Compared to a basket of peer currencies, the dollar rallied and regained about 2% of
its value against the Euro, Swiss franc, and Japanese yen. I observed a similar trend during a recent visit to the Peruvian capital of Lima, where the dollar gained 5% against the local currency, the Nuevo Sol.
Meanwhile, gold has been an atrocious shield for capital, falling 16% since the start of the war to trade at roughly $4,400 per ounce in recent days — the lowest level so far this year. Gold dropped for 10 days in a row in i ts longest losing streak ever recorded. Silver prices haven’t fared better either.
Ryan observed the U.S.’s position as a net exporter of oil and liquefied natural gas had provided armor for its economy to withstand shocks, instilling faith among investors that it can benefit from a spike in energy prices. (It’s a different story for everyday Americans paying close to $4 for a gallon of gas.)
The dollar’s rally, though, may be fleeting. Ebury projected “a fairly rapid unwinding in safe-haven flows” that include a retreat from the dollar once the Iran War is over.
Step aside, “Sell America”
The Iran War has virtually shuttered commercial vessels from traveling through the Strait of Hormuz, a critical waterway accounting for one-fifth of all oil and natural gas shipping. The hit to energy markets coincided with the dollar finding its footing among investors once again.

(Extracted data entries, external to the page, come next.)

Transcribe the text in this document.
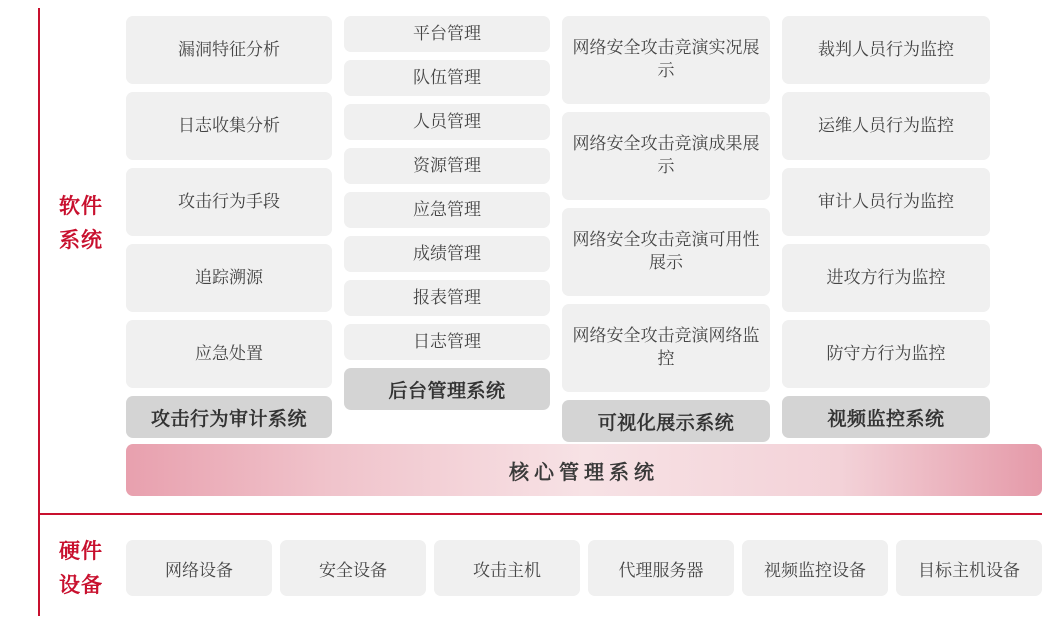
软件
系统
硬件
设备
漏洞特征分析
日志收集分析
攻击行为手段
追踪溯源
应急处置
攻击行为审计系统
平台管理
队伍管理
人员管理
资源管理
应急管理
成绩管理
报表管理
日志管理
后台管理系统
网络安全攻击竞演实况展示
网络安全攻击竞演成果展示
网络安全攻击竞演可用性展示
网络安全攻击竞演网络监控
可视化展示系统
裁判人员行为监控
运维人员行为监控
审计人员行为监控
进攻方行为监控
防守方行为监控
视频监控系统
核心管理系统
网络设备	安全设备	攻击主机	代理服务器	视频监控设备	目标主机设备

Since Trump’s return to the White House last year and the ensuing trade wars, many investors around the world have hedged their
bets on U.S. assets, including the dollar, and fortified their financial portfolios against his chaotic approach to governing.
In 2025, the dollar shed about 10% of its value, while gold and silver were hot investments with double-digit percentage gains. The “Sell America” trade was even coined to illustrate the fresh interest in investment circles to diversify portfolios, short of the drastic step of bailing on U.S. financial assets and Treasury bonds entirely.
Nevertheless, the dollar does have room to fall. Goldman Sachs analysts said in a Tuesday note that if market concerns shift to sluggish growth rather than
elevated inflation, it would “likely temper broad dollar appreciation.”
“Sell America” is stepping aside for “Buy America” among financiers, at least for the time being. Whether it remains a popular trade will depend on how much longer missiles are falling in the Middle East.